The many different approaches to the evaluation process are fascinating to examine, and this week we’d like to look at the Collaborative Outcomes Reporting approach: what is it, how is it used, and what does it uniquely contribute to evaluations?
Collaborative Outcomes Reporting is described as a combination of contribution analysis and Multiple Lines and Levels of Evidence (or MLLE), so it’s important to understand what those concepts are first. Contribution analysis is a technique by which stakeholders develop a story of evidence to support and improve a theory of change (i.e., why program activities lead to intended outcomes). Contribution analysis is not by itself a comprehensive evaluation approach. Multiple Lines and Levels of Evidence similarly seeks to establish a relationship between a program’s intervention and observed impacts, except that MLLE accomplishes this by convening a multi-disciplinary panel of experts to weigh a broad range of evidence. Collaborative Outcomes Reporting brings these concepts together by blending the MLLE’s expert review with data gathering and story building processes of contribution analysis. It’s good to note that the concept of “expert” is more expansive under Collaborative Outcomes Reporting – for example, an evaluation of community programming may have a citizen’s jury as its expert panel rather than published individuals with advanced degrees.

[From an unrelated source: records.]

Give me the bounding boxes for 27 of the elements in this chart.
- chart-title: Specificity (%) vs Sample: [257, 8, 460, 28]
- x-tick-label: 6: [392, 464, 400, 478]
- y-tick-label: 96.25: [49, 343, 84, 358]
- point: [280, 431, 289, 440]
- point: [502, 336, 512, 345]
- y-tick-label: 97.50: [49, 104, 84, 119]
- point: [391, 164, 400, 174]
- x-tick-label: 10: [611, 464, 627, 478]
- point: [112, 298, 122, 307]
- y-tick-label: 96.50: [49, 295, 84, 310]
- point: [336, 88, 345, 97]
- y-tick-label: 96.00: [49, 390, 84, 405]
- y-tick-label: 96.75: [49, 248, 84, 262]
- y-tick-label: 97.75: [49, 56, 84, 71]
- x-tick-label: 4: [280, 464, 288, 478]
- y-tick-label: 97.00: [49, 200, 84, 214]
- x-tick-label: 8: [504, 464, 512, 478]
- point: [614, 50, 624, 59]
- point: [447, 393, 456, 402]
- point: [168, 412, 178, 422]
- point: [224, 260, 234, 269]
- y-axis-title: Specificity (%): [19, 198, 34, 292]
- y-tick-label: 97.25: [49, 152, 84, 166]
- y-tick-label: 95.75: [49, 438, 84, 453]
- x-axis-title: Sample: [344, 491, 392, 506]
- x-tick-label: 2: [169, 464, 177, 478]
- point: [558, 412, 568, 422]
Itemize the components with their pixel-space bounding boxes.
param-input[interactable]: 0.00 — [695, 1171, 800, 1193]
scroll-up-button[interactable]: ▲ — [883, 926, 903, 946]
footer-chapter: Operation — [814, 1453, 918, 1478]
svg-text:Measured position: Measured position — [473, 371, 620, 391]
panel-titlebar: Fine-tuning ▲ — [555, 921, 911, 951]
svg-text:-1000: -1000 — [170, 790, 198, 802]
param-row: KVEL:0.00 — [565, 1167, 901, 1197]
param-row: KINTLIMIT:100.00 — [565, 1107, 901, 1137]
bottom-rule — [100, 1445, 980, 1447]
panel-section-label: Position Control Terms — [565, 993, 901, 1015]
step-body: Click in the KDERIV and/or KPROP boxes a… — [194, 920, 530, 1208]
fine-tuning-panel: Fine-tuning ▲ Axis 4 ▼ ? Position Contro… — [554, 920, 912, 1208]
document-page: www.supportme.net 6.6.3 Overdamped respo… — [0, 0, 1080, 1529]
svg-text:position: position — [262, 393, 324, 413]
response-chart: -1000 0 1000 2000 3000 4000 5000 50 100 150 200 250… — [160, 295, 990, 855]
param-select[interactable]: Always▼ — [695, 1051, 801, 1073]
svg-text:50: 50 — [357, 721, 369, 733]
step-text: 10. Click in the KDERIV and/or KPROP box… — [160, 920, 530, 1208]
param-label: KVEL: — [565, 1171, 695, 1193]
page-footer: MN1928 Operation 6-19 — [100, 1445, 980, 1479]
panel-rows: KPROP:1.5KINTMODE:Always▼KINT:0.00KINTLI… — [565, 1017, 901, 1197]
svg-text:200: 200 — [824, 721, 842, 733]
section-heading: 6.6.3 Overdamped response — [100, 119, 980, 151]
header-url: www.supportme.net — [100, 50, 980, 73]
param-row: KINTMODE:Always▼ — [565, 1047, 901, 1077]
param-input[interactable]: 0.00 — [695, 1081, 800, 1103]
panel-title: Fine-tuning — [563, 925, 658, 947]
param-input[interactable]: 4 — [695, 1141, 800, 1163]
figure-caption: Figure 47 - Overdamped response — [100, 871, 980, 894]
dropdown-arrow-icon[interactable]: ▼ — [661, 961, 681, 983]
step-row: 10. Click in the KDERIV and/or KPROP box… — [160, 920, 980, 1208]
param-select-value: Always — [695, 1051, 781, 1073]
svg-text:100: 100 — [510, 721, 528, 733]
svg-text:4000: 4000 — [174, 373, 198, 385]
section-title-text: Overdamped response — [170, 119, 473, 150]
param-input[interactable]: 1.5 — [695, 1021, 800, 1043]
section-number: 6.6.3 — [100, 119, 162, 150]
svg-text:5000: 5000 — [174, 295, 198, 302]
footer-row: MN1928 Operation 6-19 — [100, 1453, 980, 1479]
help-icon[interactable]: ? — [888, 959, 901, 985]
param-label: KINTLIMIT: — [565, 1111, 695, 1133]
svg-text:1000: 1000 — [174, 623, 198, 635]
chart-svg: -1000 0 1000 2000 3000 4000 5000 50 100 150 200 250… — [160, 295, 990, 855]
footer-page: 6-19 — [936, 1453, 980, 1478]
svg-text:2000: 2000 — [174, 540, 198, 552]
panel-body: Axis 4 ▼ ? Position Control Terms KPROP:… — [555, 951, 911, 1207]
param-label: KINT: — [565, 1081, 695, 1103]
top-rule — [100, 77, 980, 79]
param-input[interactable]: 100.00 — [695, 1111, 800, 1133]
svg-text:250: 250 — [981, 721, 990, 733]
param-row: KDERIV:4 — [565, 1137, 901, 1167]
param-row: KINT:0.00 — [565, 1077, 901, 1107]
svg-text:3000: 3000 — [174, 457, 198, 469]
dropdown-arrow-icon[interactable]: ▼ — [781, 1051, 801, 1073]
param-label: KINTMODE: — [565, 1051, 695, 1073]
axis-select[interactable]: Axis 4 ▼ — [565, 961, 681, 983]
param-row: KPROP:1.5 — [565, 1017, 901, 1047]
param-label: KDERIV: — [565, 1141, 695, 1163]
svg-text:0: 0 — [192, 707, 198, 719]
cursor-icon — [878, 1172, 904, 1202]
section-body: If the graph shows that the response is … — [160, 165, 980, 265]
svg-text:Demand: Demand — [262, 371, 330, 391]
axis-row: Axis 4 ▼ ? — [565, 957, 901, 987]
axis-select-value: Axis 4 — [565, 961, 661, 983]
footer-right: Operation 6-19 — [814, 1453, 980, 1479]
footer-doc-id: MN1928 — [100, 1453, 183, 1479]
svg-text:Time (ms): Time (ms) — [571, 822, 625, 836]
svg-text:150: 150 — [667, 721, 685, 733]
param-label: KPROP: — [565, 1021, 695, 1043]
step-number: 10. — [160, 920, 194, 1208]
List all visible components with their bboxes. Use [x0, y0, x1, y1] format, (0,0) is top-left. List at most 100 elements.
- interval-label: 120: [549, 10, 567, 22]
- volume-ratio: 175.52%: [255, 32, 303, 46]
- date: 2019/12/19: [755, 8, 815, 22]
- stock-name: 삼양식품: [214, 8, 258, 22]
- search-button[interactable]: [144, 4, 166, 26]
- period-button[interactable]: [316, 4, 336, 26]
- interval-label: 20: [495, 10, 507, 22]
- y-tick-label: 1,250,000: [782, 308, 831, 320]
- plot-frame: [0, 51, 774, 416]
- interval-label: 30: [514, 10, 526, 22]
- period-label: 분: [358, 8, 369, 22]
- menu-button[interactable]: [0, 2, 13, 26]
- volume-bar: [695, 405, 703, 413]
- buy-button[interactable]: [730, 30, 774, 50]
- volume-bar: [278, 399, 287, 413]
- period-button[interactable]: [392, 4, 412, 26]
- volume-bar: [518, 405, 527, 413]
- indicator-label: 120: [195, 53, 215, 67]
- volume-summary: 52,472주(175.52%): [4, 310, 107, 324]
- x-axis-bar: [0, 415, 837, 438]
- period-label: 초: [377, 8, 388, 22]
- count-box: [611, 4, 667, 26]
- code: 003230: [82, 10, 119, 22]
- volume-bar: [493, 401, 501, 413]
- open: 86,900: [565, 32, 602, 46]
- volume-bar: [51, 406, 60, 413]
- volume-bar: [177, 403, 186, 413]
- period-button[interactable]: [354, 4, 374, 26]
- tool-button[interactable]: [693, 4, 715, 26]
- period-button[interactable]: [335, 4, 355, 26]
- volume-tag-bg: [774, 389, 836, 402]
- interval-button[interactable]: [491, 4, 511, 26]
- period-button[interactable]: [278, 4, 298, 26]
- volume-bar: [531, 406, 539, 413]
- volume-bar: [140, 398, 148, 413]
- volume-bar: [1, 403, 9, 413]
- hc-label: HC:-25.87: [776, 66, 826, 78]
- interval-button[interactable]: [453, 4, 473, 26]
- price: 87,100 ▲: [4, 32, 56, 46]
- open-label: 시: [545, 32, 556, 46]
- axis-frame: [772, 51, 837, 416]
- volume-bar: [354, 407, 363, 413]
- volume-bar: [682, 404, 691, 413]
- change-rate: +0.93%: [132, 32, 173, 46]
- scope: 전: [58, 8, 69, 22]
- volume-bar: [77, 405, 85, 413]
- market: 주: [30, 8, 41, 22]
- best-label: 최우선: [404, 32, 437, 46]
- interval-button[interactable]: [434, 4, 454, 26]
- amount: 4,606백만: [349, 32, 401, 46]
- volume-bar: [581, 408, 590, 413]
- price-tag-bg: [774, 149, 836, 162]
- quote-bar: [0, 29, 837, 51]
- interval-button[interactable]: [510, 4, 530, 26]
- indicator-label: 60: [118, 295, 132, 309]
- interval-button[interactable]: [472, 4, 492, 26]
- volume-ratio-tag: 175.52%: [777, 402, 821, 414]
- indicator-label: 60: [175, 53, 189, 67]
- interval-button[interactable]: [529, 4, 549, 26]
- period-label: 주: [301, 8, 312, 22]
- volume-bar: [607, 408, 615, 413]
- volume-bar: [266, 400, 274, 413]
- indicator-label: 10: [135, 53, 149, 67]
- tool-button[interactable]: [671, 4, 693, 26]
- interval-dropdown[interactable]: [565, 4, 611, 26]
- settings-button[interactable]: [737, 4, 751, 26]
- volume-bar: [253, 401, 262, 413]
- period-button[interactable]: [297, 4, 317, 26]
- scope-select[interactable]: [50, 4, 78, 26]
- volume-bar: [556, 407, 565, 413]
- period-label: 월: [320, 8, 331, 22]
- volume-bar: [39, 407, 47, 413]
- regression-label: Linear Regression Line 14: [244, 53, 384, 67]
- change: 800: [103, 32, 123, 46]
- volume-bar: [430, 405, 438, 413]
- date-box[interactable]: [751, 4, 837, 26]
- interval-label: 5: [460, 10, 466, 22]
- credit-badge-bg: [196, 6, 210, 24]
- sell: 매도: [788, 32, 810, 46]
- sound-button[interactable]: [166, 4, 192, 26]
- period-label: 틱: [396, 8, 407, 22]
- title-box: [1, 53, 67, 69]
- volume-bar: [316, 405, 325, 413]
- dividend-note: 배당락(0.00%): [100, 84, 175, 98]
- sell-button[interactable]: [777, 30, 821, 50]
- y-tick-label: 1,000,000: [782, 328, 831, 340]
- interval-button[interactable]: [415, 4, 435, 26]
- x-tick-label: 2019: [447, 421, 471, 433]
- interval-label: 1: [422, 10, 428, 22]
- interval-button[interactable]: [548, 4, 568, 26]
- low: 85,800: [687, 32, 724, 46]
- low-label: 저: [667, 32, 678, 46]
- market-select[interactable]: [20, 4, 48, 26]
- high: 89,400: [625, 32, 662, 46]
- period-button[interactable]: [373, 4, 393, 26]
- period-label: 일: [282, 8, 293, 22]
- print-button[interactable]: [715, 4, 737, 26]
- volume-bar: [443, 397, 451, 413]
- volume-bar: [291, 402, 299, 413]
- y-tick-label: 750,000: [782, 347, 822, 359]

There are four steps to the Collaborative Outcomes Reporting approach.
- In the planning and design phase, the theory of change is developed, and the questions to be answered by the evaluation process are identified.
- In the data collection phase, evidence is gathered to support and build up the theory of change. This data collection may take the form of quantitative data, such as test scores, or qualitative data, such as interviews (called social inquiry), or both.
- In the outcomes phase, the expert panel is convened and presented with the evidence gathered in the Data Collection phase. The panel is then asked to review the programs impact with regard to its goals and the gathered evidence.
- Finally, in the reporting phase, key findings, instances of significant change, implications, challenges, and recommendations are pulled together and presented to key stakeholders, staff, and the community. This can take place at an event, called a summit workshop, or be combined in a report, or both.
Under the right circumstances, the Collaborative Outcomes Reporting approach can be very beneficial. The process is highly participatory, frequently placing key stakeholders, program staff, or community members at the forefront of the decision making and data analysis process while the evaluators facilitate discussion or act as managers. The report structure is easy to understand and aligns with the common desires of stakeholder groups such as boards of directors. The simplicity of the process and the focus of the approach can be seen as an advantage and a possible disadvantage, depending on the complexity of the program. The approach is also particularly useful when the program has emergent or complicated outcomes that are not well defined at its inception.